From a battery safety point of view, the 18650 battery is designed with a safety valve that not only relieves excessive internal pressure, but also physically disconnects the battery from external circuitry, which is equivalent to physically blocking the battery to ensure battery pair Other batteries are safe.

In addition, the lithium battery pack is usually equipped with a BMS protection board, which can accurately control the state of each battery in the battery pack and directly solve the problem of root overcharge and discharge.

In contrast, lead-acid batteries appear to lack safety protection in addition to safety valves. BMS protection is almost non-existent, and many inferior chargers cannot even fully charge and power down. Safety guarantees are far from lithium batteries.

Of course, if you use a lithium battery that is similar in price to a lead-acid battery, no one can save you in this situation.

Last but not least, if the battery structure is damaged by an accidental collision, the lead-acid battery seems to be safer than the lithium battery. However, in this type of accident, the battery material is exposed to an open environment for a long time and the explosion is not discussed.
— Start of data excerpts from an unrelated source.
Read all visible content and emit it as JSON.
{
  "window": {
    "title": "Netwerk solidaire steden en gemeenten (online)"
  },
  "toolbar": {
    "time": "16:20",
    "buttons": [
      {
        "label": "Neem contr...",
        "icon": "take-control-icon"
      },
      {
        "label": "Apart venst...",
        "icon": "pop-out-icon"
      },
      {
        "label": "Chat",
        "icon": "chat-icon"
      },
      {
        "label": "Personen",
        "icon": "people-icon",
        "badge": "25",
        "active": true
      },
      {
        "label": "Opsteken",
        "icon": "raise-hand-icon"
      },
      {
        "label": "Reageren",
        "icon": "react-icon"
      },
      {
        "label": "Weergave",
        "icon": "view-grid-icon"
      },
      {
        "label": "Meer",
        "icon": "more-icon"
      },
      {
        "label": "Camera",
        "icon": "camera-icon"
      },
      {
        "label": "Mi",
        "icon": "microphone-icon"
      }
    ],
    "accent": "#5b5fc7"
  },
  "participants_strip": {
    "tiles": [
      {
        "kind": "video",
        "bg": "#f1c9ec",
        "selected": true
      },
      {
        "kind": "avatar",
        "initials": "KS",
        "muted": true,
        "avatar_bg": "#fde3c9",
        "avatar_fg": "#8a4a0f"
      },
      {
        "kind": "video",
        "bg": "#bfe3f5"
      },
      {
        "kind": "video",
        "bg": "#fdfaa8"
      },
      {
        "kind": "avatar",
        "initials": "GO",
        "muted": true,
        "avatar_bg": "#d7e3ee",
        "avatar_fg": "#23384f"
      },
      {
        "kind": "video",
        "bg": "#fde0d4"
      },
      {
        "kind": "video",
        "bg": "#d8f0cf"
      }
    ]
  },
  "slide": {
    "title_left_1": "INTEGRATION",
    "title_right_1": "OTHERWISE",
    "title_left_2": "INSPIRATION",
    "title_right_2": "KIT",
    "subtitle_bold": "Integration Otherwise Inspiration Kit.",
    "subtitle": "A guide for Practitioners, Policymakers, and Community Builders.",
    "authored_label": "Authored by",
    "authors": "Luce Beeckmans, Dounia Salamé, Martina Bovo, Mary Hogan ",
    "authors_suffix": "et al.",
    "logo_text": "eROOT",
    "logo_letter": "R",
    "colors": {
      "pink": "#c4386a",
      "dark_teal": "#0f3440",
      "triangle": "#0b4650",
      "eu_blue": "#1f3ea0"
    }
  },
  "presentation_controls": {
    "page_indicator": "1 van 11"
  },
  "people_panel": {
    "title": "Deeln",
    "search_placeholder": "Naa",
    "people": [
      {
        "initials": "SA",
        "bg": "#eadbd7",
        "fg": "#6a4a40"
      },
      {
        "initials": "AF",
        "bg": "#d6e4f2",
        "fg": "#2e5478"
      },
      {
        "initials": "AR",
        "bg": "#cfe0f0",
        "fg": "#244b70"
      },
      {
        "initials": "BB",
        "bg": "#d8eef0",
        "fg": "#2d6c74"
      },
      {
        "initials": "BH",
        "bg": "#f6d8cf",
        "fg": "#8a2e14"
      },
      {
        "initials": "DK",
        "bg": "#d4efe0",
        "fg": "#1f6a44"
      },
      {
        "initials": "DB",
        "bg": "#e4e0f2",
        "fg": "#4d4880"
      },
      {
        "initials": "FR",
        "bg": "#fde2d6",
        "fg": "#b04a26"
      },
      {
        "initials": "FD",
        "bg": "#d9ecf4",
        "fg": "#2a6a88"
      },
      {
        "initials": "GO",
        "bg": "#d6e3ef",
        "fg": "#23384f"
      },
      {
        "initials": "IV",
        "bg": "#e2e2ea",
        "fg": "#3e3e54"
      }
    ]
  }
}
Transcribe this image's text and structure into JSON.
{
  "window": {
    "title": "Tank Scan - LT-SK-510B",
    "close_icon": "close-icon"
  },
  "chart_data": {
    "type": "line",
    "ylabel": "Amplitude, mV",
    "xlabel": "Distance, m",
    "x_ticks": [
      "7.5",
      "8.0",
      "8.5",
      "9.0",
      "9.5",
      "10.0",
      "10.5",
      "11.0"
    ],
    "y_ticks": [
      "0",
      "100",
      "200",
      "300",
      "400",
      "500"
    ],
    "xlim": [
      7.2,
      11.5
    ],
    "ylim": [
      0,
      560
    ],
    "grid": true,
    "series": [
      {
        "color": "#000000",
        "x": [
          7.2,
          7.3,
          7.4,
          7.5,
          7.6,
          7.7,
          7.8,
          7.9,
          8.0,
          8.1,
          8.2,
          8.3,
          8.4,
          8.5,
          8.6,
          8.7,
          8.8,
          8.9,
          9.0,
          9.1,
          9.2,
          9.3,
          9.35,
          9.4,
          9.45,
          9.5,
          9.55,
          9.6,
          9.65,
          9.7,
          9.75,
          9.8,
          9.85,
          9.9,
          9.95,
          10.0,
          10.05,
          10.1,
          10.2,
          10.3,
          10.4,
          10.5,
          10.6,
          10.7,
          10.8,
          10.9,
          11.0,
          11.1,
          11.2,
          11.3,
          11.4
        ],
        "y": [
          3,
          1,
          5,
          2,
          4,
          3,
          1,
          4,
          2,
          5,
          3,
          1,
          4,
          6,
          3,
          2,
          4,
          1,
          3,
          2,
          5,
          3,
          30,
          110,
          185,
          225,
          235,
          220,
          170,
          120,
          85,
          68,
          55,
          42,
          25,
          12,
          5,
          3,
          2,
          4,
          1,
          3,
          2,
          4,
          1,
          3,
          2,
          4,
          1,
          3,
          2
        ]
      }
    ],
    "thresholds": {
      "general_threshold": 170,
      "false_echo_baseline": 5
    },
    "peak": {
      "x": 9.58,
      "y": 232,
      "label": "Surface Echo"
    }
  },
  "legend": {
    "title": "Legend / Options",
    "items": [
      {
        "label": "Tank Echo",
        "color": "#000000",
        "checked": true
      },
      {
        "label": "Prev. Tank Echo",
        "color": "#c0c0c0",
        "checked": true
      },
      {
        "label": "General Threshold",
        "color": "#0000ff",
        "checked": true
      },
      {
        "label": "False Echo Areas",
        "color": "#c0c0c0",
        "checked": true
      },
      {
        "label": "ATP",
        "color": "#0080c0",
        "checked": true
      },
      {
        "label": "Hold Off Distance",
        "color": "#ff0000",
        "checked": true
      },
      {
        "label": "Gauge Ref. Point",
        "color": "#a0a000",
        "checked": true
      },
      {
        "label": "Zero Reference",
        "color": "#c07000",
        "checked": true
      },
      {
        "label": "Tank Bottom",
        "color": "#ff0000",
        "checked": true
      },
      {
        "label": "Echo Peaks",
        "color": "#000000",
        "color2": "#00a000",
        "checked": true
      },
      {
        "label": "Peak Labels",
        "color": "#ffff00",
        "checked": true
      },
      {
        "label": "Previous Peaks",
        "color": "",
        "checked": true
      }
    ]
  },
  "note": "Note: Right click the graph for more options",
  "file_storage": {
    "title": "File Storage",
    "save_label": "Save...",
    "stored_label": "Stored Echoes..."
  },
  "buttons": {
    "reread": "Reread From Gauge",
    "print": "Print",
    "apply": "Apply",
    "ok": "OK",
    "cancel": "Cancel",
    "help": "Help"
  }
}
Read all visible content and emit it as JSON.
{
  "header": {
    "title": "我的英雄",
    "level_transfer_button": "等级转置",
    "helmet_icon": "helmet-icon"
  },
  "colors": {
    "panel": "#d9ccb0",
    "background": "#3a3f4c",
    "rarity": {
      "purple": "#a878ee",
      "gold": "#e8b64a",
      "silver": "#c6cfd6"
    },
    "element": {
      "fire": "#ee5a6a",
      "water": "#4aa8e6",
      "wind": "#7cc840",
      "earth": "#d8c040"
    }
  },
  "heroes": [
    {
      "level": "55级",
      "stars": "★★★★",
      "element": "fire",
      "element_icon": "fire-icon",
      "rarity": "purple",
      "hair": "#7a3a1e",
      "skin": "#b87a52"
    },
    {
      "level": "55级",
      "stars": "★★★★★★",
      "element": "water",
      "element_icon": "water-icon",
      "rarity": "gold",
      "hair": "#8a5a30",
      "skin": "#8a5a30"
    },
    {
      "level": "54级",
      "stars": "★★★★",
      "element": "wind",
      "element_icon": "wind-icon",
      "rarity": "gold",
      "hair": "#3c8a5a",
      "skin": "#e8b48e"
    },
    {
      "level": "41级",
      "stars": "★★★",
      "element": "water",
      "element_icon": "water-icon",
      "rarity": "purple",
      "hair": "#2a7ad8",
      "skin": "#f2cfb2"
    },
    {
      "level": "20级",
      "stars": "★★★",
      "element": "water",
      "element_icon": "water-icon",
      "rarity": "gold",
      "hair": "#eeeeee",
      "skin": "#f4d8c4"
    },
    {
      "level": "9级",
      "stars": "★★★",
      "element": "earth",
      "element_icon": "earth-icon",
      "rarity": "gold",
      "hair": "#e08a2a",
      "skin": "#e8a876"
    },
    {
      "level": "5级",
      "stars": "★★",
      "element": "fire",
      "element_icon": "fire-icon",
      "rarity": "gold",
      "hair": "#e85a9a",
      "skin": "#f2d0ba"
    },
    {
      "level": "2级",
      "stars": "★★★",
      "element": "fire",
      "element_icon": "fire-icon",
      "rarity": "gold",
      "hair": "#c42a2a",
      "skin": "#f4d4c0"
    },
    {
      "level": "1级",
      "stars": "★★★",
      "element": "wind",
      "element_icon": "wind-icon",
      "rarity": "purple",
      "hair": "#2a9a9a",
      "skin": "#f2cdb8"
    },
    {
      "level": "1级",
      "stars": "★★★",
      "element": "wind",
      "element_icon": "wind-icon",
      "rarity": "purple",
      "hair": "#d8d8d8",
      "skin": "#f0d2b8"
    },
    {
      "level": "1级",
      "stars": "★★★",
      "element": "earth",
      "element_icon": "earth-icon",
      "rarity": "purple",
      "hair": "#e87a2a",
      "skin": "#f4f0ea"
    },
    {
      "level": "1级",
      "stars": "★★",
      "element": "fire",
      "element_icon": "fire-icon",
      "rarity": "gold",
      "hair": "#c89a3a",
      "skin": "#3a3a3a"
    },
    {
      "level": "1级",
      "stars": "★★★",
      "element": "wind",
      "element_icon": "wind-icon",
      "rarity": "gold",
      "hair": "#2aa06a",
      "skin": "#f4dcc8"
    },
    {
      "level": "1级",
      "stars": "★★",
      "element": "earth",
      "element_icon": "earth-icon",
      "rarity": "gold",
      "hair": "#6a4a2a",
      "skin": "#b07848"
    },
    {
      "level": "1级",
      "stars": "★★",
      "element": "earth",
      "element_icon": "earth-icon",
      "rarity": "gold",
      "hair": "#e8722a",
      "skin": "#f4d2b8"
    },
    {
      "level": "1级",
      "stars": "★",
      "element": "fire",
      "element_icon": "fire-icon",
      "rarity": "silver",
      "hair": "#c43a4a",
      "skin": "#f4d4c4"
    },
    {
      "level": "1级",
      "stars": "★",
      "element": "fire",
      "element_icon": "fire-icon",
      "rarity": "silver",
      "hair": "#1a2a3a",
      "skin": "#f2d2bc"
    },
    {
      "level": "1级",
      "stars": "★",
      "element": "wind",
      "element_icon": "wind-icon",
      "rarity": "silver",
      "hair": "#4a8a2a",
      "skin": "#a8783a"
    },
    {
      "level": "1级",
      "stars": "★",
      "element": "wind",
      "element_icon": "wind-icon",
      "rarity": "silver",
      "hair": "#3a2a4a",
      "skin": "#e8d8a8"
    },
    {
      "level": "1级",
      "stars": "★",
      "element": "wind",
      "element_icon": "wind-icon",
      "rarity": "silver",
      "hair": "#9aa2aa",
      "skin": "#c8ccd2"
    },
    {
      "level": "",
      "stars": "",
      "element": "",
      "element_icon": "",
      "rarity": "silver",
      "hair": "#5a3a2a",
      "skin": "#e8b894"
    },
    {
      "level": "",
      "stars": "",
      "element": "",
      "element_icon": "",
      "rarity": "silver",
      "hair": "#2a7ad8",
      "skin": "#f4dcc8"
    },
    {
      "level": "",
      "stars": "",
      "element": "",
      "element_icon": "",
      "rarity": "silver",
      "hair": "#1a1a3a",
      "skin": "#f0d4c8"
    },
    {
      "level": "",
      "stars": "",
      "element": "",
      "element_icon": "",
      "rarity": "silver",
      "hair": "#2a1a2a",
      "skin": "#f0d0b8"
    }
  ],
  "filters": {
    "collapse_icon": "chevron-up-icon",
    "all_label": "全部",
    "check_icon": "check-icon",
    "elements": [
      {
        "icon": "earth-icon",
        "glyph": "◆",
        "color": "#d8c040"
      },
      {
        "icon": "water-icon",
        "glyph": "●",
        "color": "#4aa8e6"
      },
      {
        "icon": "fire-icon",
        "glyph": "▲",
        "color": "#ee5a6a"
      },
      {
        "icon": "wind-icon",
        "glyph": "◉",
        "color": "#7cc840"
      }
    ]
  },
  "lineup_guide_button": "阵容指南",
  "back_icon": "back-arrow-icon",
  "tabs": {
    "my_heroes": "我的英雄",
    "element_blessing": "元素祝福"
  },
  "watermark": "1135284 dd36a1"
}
The battery is not a bomb. The explosion is caused more by inferior products. From the perspective of battery safety redundancy design, qualified lithium batteries and lead-acid batteries can fully guarantee the safety of users without obvious safety differences. However, due to the large number of low-end small electric vehicles and scooters on the market, and most of them are poor quality lithium batteries, they are relatively more prone to accidents, which makes consumers have the illusion that lithium batteries are unsafe.